Una cuestión importante es la que Giorgio Agamben analizó en Homo Sacer, en el sentido de que cada vez más y más gente está fuera del orden legal o jurídico. Los prisioneros afganos de Guantánamo son el mejor ejemplo: la vida no importa para nada. La lógica de los campos de concentración se está extendiendo cada vez más, y ya no sólo para prisioneros. La idea de sobrevivencia biológica de grupos empieza a parecer como parte de procesos políticos. Conectado con esto está el efecto de que nos estamos moviendo hacia un orden global en el que prima el estado de excepción como un orden normal de cosas. En esto soy relativamente pesimista. Hay cambios pequeños e imperceptibles en la política, pero tal vez por eso importantes, por ejemplo el hecho de que de pronto en Estados Unidos haya un debate público sobre el uso de la tortura. Hace 20 años esto era algo imposible de concebir, y es un signo ominoso de cómo los roles de la política, de la ética, de los valores van cambiando imperceptiblemente. Más que los grandes cambios, hay que observar los pequeños.

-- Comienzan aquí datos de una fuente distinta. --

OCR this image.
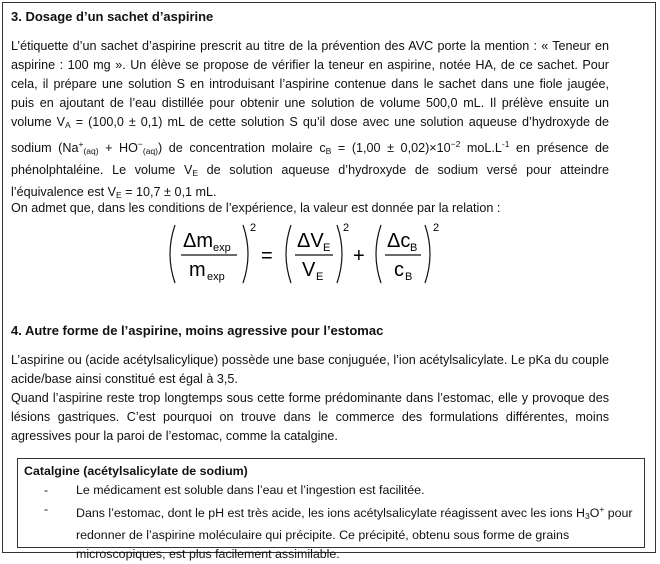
3. Dosage d’un sachet d’aspirine

L’étiquette d’un sachet d’aspirine prescrit au titre de la prévention des AVC porte la mention : « Teneur en aspirine : 100 mg ». Un élève se propose de vérifier la teneur en aspirine, notée HA, de ce sachet. Pour cela, il prépare une solution S en introduisant l’aspirine contenue dans le sachet dans une fiole jaugée, puis en ajoutant de l’eau distillée pour obtenir une solution de volume 500,0 mL. Il prélève ensuite un volume $V_A = (100,0 \pm 0,1)$ mL de cette solution S qu’il dose avec une solution aqueuse d’hydroxyde de sodium $(Na^+_{(aq)} + HO^-_{(aq)})$ de concentration molaire $c_B = (1,00 \pm 0,02)\times 10^{-2}$ $moL.L^{-1}$ en présence de phénolphtaléine. Le volume $V_E$ de solution aqueuse d’hydroxyde de sodium versé pour atteindre l’équivalence est $V_E = 10,7 \pm 0,1$ mL.

On admet que, dans les conditions de l’expérience, la valeur est donnée par la relation :
Δm exp
m exp
2
=
ΔV E
V E
2
+
Δc B
c B
2
4. Autre forme de l’aspirine, moins agressive pour l’estomac

L’aspirine ou (acide acétylsalicylique) possède une base conjuguée, l’ion acétylsalicylate. Le pKa du couple acide/base ainsi constitué est égal à 3,5.

Quand l’aspirine reste trop longtemps sous cette forme prédominante dans l’estomac, elle y provoque des lésions gastriques. C’est pourquoi on trouve dans le commerce des formulations différentes, moins agressives pour la paroi de l’estomac, comme la catalgine.

Catalgine (acétylsalicylate de sodium)
- Le médicament est soluble dans l’eau et l’ingestion est facilitée.
- Dans l’estomac, dont le pH est très acide, les ions acétylsalicylate réagissent avec les ions $H_3O^+$ pour redonner de l’aspirine moléculaire qui précipite. Ce précipité, obtenu sous forme de grains microscopiques, est plus facilement assimilable.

Usted está cada vez más posicionado en una perspectiva fascinada con el cristianismo, en un mundo que ha perdido su sustancia…

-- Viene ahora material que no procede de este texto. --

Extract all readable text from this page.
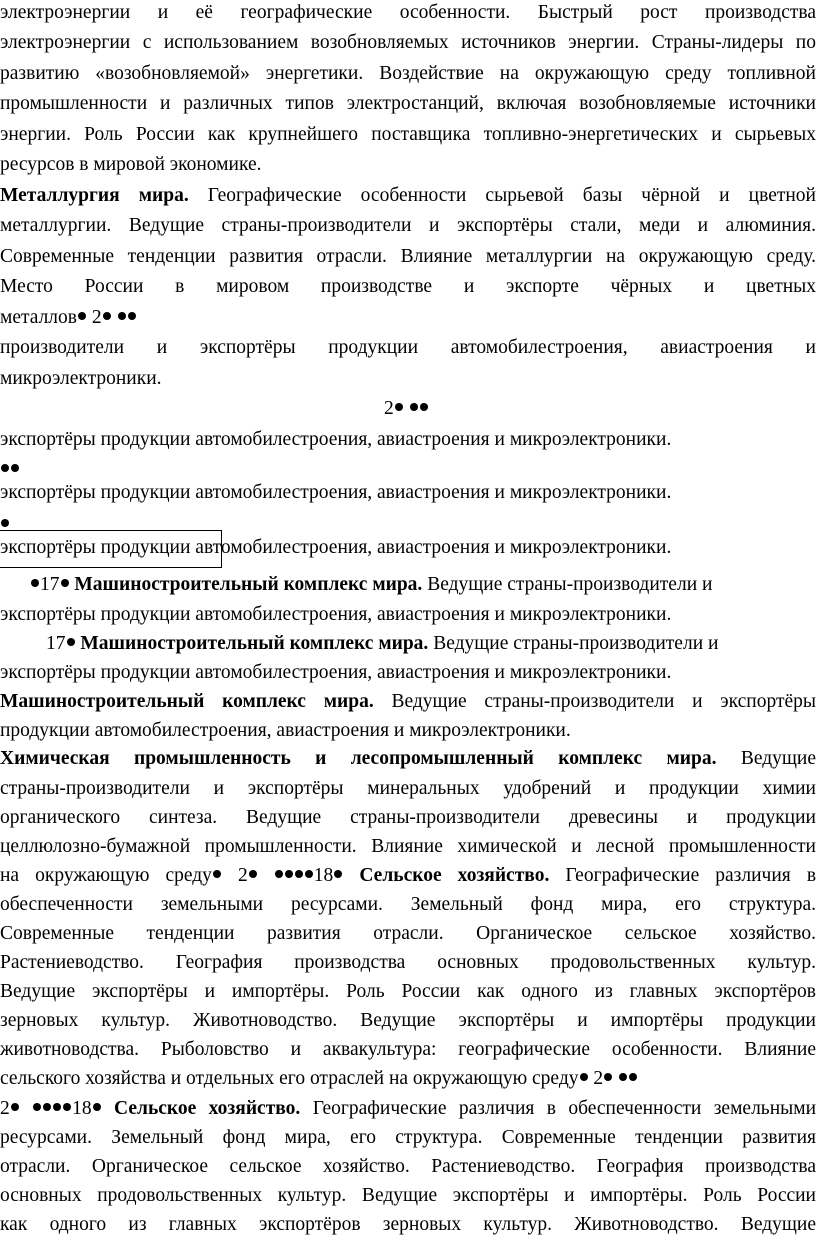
электроэнергии и её географические особенности. Быстрый рост производства
электроэнергии с использованием возобновляемых источников энергии. Страны-лидеры по
развитию «возобновляемой» энергетики. Воздействие на окружающую среду топливной
промышленности и различных типов электростанций, включая возобновляемые источники
энергии. Роль России как крупнейшего поставщика топливно-энергетических и сырьевых
ресурсов в мировой экономике.
Металлургия мира. Географические особенности сырьевой базы чёрной и цветной
металлургии. Ведущие страны-производители и экспортёры стали, меди и алюминия.
Современные тенденции развития отрасли. Влияние металлургии на окружающую среду.
Место России в мировом производстве и экспорте чёрных и цветных
металлов 2
производители и экспортёры продукции автомобилестроения, авиастроения и
микроэлектроники.
2
экспортёры продукции автомобилестроения, авиастроения и микроэлектроники.
экспортёры продукции автомобилестроения, авиастроения и микроэлектроники.
экспортёры продукции автомобилестроения, авиастроения и микроэлектроники.
17 Машиностроительный комплекс мира. Ведущие страны-производители и
экспортёры продукции автомобилестроения, авиастроения и микроэлектроники.
17 Машиностроительный комплекс мира. Ведущие страны-производители и
экспортёры продукции автомобилестроения, авиастроения и микроэлектроники.
Машиностроительный комплекс мира. Ведущие страны-производители и экспортёры
продукции автомобилестроения, авиастроения и микроэлектроники.
Химическая промышленность и лесопромышленный комплекс мира. Ведущие
страны-производители и экспортёры минеральных удобрений и продукции химии
органического синтеза. Ведущие страны-производители древесины и продукции
целлюлозно-бумажной промышленности. Влияние химической и лесной промышленности
на окружающую среду 2	18 Сельское хозяйство. Географические различия в
обеспеченности земельными ресурсами. Земельный фонд мира, его структура.
Современные тенденции развития отрасли. Органическое сельское хозяйство.
Растениеводство. География производства основных продовольственных культур.
Ведущие экспортёры и импортёры. Роль России как одного из главных экспортёров
зерновых культур. Животноводство. Ведущие экспортёры и импортёры продукции
животноводства. Рыболовство и аквакультура: географические особенности. Влияние
сельского хозяйства и отдельных его отраслей на окружающую среду 2
2	18 Сельское хозяйство. Географические различия в обеспеченности земельными
ресурсами. Земельный фонд мира, его структура. Современные тенденции развития
отрасли. Органическое сельское хозяйство. Растениеводство. География производства
основных продовольственных культур. Ведущие экспортёры и импортёры. Роль России
как одного из главных экспортёров зерновых культур. Животноводство. Ведущие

S. Z.: Soy incondicionalmente ateo, pero lo que me interesa en el cristianismo es una cierta lógica de comunidad, la manera en que funciona una comunidad de creyentes. No es ni una comunidad de individuos ni una comunidad ética sustancial. Es una especie de comunidad totalmente distinta, emancipatoria, involucrada en una práctica de liberación. Lo que me interesa en la ética cristiana es la idea de una lógica del renacer a la fe, que significa que el cambio radical es posible, que no estamos predestinados por un poder oscuro que controla todo, que es posible empezar desde cero. Además, me interesa una idea que también se encuentra en el marxismo tardío: la de una fe universal que es accesible sólo desde una posición subjetiva. Y la cuestión de que el único terreno para ser devoto de Dios son las relaciones sociales, y ahí es donde se demuestra la verdadera creencia como concepción cristiana del amor. Esto está negado en muchas de las nuevas formas de espiritualidad contemporánea, esas formas egotísticas y new age de espiritualidad, del conocimiento interior, que son para mí un verdadero peligro.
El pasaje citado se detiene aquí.